Once again starring Radcliffe, Geraldine Viswanathan, and Steve Buscemi — who started off playing angels and God himself, respectively, in season 1, but have played a new batch of weirdos with each genre-jumping iteration of the series — Miracle Workers: End Times picks up in a post-apocalyptic future where a road warrior (Radcliffe) and his warlord pal (Viswanathan), to quote the official summary, “face the most dystopian nightmare of all: settling down in the suburbs.” Joining them are Miracle Workers alumni Jon Bass, as “a faithful war dog,” and Karan Soni, playing a “kill-bot who loves to party.” Delightful.

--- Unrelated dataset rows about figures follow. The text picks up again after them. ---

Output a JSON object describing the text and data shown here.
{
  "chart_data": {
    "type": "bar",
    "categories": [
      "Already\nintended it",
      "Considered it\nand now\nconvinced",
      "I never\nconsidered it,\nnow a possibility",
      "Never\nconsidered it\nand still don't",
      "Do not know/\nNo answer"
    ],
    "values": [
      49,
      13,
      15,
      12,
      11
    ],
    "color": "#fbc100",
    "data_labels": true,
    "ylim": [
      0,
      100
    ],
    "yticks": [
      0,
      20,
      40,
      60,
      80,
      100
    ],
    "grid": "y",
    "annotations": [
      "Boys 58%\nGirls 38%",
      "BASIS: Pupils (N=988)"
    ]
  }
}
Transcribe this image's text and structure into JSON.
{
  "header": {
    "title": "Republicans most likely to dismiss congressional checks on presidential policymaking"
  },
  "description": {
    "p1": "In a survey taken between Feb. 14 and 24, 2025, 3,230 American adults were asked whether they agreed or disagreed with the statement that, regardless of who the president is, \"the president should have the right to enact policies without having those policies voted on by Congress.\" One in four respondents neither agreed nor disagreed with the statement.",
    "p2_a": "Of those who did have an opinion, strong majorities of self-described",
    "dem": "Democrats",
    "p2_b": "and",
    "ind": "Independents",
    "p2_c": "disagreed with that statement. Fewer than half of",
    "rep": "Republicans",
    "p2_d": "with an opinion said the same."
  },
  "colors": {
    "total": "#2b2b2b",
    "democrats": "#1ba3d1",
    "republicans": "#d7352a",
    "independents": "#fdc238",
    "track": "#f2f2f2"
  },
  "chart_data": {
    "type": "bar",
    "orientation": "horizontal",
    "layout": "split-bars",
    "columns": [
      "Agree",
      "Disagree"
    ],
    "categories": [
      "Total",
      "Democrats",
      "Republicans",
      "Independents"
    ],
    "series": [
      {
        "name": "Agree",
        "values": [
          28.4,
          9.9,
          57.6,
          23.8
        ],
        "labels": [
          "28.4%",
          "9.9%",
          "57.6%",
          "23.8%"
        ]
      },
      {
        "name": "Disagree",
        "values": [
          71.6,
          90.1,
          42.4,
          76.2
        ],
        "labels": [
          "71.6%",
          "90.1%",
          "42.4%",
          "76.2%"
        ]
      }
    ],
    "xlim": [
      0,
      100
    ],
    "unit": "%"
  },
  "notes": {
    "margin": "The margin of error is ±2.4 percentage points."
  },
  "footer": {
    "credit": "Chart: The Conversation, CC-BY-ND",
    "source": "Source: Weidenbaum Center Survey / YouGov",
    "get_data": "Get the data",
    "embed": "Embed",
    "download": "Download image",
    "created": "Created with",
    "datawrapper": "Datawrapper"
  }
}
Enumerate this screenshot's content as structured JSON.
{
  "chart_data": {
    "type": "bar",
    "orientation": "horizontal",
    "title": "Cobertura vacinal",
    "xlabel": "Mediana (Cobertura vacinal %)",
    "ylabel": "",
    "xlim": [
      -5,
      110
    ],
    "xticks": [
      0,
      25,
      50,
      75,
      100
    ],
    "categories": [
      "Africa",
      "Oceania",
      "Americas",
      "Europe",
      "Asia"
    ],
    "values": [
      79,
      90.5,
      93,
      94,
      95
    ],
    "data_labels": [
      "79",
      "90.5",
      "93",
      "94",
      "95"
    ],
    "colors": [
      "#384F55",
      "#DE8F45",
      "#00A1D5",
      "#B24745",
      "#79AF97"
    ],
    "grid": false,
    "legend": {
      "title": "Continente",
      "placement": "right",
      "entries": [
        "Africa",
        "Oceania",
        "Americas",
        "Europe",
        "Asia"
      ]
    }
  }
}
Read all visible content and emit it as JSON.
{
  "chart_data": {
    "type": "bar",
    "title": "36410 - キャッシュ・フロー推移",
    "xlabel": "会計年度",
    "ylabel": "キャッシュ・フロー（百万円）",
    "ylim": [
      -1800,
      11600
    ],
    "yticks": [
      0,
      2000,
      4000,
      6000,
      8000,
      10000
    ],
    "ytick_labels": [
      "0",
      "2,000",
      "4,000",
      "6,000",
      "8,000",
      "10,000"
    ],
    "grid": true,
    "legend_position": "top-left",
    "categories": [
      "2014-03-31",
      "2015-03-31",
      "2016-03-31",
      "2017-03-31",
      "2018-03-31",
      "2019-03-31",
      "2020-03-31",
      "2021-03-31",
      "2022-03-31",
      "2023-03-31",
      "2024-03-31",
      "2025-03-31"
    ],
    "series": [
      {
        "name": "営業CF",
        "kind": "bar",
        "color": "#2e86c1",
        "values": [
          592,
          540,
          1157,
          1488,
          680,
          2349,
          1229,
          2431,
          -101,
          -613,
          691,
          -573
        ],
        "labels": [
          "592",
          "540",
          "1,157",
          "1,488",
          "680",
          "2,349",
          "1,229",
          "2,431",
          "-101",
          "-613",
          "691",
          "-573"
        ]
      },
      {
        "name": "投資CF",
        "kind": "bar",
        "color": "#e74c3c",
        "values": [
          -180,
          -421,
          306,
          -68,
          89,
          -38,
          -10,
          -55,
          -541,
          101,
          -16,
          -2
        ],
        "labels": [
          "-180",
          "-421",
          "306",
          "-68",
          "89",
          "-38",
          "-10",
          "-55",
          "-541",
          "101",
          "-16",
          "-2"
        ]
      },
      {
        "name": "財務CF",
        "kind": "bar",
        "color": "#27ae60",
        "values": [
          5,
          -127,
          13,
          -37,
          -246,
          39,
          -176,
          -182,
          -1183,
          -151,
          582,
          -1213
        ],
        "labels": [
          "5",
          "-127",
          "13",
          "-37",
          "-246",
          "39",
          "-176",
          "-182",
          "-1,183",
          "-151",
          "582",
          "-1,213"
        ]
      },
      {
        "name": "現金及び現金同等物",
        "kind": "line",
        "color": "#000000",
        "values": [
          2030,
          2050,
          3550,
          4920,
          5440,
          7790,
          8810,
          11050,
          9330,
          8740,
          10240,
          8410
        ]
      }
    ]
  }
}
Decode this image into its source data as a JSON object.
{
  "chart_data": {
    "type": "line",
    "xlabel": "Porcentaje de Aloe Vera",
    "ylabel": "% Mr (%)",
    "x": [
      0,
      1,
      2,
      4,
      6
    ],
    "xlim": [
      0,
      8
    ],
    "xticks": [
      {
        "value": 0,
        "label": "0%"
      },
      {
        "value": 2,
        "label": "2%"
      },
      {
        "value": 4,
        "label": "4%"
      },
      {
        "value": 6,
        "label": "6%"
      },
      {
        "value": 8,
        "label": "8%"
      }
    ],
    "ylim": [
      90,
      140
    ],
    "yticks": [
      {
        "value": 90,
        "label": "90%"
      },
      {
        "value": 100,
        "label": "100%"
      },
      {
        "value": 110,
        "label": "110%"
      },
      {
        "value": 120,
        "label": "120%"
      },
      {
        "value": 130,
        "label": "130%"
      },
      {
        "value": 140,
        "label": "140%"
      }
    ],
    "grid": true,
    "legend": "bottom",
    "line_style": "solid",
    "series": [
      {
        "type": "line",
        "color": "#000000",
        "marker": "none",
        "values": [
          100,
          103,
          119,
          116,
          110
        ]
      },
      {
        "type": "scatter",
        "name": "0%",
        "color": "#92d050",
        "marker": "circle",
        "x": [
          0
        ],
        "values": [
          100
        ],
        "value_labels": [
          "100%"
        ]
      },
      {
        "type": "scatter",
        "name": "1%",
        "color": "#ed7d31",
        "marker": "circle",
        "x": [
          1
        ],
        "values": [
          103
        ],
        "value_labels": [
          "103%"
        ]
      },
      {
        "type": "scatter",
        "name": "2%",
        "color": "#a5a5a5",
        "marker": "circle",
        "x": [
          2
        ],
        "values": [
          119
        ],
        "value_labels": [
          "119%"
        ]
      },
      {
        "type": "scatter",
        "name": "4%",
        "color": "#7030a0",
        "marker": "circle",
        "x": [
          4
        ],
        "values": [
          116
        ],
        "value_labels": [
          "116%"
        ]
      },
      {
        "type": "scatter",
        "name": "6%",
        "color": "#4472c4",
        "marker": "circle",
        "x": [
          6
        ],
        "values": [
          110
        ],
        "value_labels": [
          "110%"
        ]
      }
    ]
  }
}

Miracle Workers was created by Simon Rich, the former Saturday Night Writer writer who has carved out a lively career in satirical short story writing. Rich adapted his own stories into the first two seasons of Miracle Workers, then handed the baton to writers Dan Mirk and Robert Padnick for season 3, which rewired the action into an Oregon Trail parody. End Times finds a dose of corporate synergy in the Mad Max riff (TBS is a subsidiary of Warner Bros. Discovery, which is why the show’s first three seasons are all streaming on HBO Max) but also an avenue for a cavalcade of comedy guest stars. Quinta Brunson, Kyle Mooney, Ego Nwodim, Lolly Adefope, and Paul F. Tompkins will all pop up this season.
End Times arrives as Radcliffe goes on a parodic tear; not only does it mark the fourth season of his series, but it will arrive on the heels of Weird: The Al Yankovic Story, his relentlessly goofy spoof biopic of “Weird” Al Yankovic. In his post-Harry Potter days, Radcliffe has been all about committing to the bit of weirdo creators — see: the movie in which he played a farting corpse for Everything Everywhere All at Once directors The Daniels, as well as the movie where he had guns for hands — and End Times appears to be yet another challenge of going all-in, in this case, as both actor and producer. Bless the man.
Miracle Workers: End Times premieres on TBS on Jan. 16.